“I decided to run a programming club”

My school, Ursuline College in Sligo, encourages 5th year students to run lunchtime clubs for first years to help them settle in and make new friends. Around a quarter of my year ended up running a club, which varied from Gaelic to Japanese, Music to Basketball, Quiz to Harry Potter…I decided to run a programming club.

 

 

Programming is something none the students would be introduced to at school  so, I thought that this was a really good opportunity to get a group of girls excited about coding! Being the only person in my year who can code, I had to run it on my own. I was a bit nervous before the very first session – what if no one showed up? It turned out I had no reason to worry – there were more first years than computers on the first day!

The enthusiasm from the girls really surprised me – in a good way. We hear so much about the lack of girls studying STEM subjects, but  this group of enthusiastic first years returned, week in, week out, to the computer room to learn how to code – and to ask me when I was going to teach them how to hack Facebook!

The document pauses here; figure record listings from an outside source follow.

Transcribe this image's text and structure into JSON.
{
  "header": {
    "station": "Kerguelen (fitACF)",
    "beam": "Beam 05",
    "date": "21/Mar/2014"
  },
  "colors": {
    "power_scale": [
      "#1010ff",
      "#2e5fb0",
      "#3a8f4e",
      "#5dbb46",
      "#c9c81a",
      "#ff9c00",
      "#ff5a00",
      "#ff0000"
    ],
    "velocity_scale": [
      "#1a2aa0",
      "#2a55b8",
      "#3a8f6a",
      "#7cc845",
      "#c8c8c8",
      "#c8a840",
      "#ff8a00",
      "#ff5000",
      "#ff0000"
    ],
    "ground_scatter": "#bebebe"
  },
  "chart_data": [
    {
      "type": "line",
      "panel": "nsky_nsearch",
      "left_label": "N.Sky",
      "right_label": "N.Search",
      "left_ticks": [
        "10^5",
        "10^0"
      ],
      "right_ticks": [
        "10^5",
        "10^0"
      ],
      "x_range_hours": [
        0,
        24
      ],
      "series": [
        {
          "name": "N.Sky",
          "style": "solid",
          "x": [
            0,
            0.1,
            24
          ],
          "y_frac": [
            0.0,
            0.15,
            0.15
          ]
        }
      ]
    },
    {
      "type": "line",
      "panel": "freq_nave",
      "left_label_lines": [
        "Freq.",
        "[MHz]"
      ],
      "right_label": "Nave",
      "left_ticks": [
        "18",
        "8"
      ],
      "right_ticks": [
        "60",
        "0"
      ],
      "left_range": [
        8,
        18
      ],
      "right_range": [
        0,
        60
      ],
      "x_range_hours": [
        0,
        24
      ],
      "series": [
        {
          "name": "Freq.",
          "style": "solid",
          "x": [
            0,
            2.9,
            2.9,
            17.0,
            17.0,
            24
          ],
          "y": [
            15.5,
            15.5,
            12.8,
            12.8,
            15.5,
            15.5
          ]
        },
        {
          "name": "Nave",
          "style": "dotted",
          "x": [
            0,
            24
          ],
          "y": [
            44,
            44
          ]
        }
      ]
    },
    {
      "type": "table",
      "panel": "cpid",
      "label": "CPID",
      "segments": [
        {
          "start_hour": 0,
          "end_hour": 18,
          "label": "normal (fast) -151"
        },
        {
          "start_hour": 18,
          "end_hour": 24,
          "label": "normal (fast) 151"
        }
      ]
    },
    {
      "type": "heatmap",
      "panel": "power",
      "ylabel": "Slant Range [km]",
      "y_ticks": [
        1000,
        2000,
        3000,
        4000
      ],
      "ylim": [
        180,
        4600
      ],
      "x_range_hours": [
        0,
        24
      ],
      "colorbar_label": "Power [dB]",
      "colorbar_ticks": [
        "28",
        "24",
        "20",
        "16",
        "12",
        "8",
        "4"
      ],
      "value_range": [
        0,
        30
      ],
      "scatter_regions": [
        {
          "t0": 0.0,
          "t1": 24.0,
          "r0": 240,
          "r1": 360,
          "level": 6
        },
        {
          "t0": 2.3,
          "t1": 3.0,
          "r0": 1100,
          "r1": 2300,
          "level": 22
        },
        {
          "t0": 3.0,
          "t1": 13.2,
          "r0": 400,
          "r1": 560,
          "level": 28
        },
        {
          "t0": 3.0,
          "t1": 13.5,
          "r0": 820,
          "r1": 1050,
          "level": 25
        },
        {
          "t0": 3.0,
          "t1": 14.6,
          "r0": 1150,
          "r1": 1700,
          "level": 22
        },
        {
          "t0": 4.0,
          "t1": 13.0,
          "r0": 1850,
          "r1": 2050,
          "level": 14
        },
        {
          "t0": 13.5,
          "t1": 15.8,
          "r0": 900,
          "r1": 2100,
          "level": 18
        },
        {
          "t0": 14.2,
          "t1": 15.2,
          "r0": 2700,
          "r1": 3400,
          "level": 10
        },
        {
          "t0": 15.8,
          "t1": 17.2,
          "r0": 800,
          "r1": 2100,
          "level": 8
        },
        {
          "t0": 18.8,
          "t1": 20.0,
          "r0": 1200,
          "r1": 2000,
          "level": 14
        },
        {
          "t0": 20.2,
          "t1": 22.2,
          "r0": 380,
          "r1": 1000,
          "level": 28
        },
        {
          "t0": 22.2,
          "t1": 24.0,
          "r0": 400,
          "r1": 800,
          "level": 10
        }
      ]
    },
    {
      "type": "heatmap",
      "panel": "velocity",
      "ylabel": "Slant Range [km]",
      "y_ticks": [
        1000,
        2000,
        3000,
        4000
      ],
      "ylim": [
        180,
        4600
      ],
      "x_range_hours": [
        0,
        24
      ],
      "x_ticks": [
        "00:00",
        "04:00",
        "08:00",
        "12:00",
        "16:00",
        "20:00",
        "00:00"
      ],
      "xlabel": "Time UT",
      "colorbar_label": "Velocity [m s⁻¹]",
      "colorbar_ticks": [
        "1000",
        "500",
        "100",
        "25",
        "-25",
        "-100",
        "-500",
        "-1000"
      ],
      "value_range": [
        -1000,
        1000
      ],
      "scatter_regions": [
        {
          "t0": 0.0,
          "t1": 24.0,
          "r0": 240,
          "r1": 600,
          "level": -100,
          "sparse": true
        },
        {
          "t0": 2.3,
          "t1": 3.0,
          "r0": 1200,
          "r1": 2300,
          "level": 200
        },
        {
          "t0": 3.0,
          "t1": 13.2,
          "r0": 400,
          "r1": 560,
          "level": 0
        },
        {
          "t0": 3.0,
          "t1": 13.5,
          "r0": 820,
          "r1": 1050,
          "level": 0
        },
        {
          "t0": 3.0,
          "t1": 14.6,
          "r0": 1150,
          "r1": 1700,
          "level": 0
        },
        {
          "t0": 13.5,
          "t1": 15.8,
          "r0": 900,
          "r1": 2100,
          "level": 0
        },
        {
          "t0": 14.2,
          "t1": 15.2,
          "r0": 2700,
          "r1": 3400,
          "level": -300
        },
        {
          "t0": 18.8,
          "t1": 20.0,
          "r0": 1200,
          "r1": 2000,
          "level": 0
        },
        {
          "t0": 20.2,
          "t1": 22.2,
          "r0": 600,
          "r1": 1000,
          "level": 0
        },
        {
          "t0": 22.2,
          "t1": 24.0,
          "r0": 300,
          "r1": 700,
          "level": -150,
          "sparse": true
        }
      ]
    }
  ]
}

My club was one of the only ones to run right till the end of the school year and ended up being one of the overall favourite clubs for first years. I had put a lot of work into ensuring that the
club was both enjoyable and informative so hearing that they looked forward to coming every week was just fantastic for me.

I am so proud of all the girls in my club. None of them could write a single line of code in September, but by the end of the year they had all achieved a really high proficiency in programming.

They made their own websites, designed an app and took part in the Hour Of Code Challenges. They learned about (ethical!) hacking and even about algorithms. We had an event for the European
Day of Code, a Coding Competition/Party to raise money for Trocaire, and every single one of them entered the Apps For Gaps competition.

If you are able to code and you can give up one of your lunchtimes a week, I would highly encourage you to consider establishing a programming club in your own
school.

It’s a really rewarding experience and teaches a skill that is becoming essential, yet still doesn’t appear on the Irish syllabus.

Coding is the language of the future, and we need to give young people the chance to learn it.